Mientras que la Banda Mukhyul también estaba desconcertada por la repentina situación y no sabía qué hacer, Sword Evil, que había volado cinco jang de distancia, se levantó de su lugar mientras sangraba.
“Pagaré… Te mataré…”
“Fue Snake Evil quien te golpeó, ¿por qué me estás matando?”
Espada Maligna miró una vez al sufrimiento Serpiente Maligna, y luego dijo:
“……Me enfrentaré a Snake Evil más tarde. Por ahora, te mataré.”
Asentí con la cabeza.
“Eso tiene un poco más de sentido. Claro, solo si puedes atraparme.”
Antes de que Sword Evil y los miembros de la Banda Mukhyul pudieran moverse, desplegué el Arte del Movimiento Celestial Inigualable y salté hacia el cielo.
¡ESTALLIDO!
Mientras la superficie de la tierra se ondulaba como una ola y bloqueaba la visión de Sword Evil al precipitarse hacia mí, subí al pabellón e inmediatamente escapé de la Banda Mukhyul.

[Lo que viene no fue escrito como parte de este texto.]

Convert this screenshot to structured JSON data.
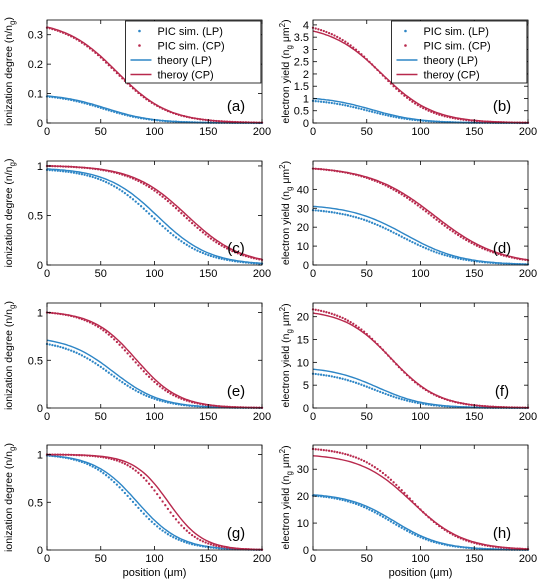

Escuché el grito de Sword Evil mientras intentaba desesperadamente seguirme.
“¡Mi pagaré!”
Dije que dejaran de tratar a la gente como objetos.
Me dirigí directamente a la sucursal de Hao Gate.
El tiempo apremiaba, pero debía haber cierto margen de maniobra antes de que las noticias de la Banda Mukhyul llegaran a la Secta Yujang.
Aun así, por si acaso, aceleré el paso y me dirigí a la tienda de telas, pero al llegar no pude evitar ladear la cabeza.
«¿Eh?»
Como era plena noche, incluso me había preparado para despertar al dueño de la tienda de telas, pero las luces de la tienda estaban encendidas y Hae-ryeong estaba de pie frente a ella.
«¿Qué pasó?»
“Pensé que vendrías, así que te estaba esperando.”
Como era de esperar, uno no se convertía en el primer discípulo del Maestro de la Puerta Hao por casualidad.
“Lo siento, pero no tengo tiempo, así que iré directo al grano.”
“Sí. Por favor, hable.”
“Por favor, difundan un rumor. Digan que la Secta Yujang y las sectas del Camino Ortodoxo reunieron dinero y contrataron asesinos, y que esos asesinos están a punto de comenzar a operar en serio.”
“¿Se lo creerán?”
“No lo harán. Pero no importa. Solo pretendo que les moleste.”
Si pertenecieran al Camino Ortodoxo, no les importaría mucho que se extendiera tal rumor.
Por otro lado, desde la perspectiva del Sendero Negro, que consideraba que contratar asesinos era algo natural, tal elección les parecería razonable, por lo que sentirían presión.
“¿Qué piensas hacer después?”
“Ya se ha convertido en una carrera imparable, así que es demasiado tarde para detener a las fuerzas del Camino Negro de Yueyang. En cambio, pretendo hacerlas tropezar.”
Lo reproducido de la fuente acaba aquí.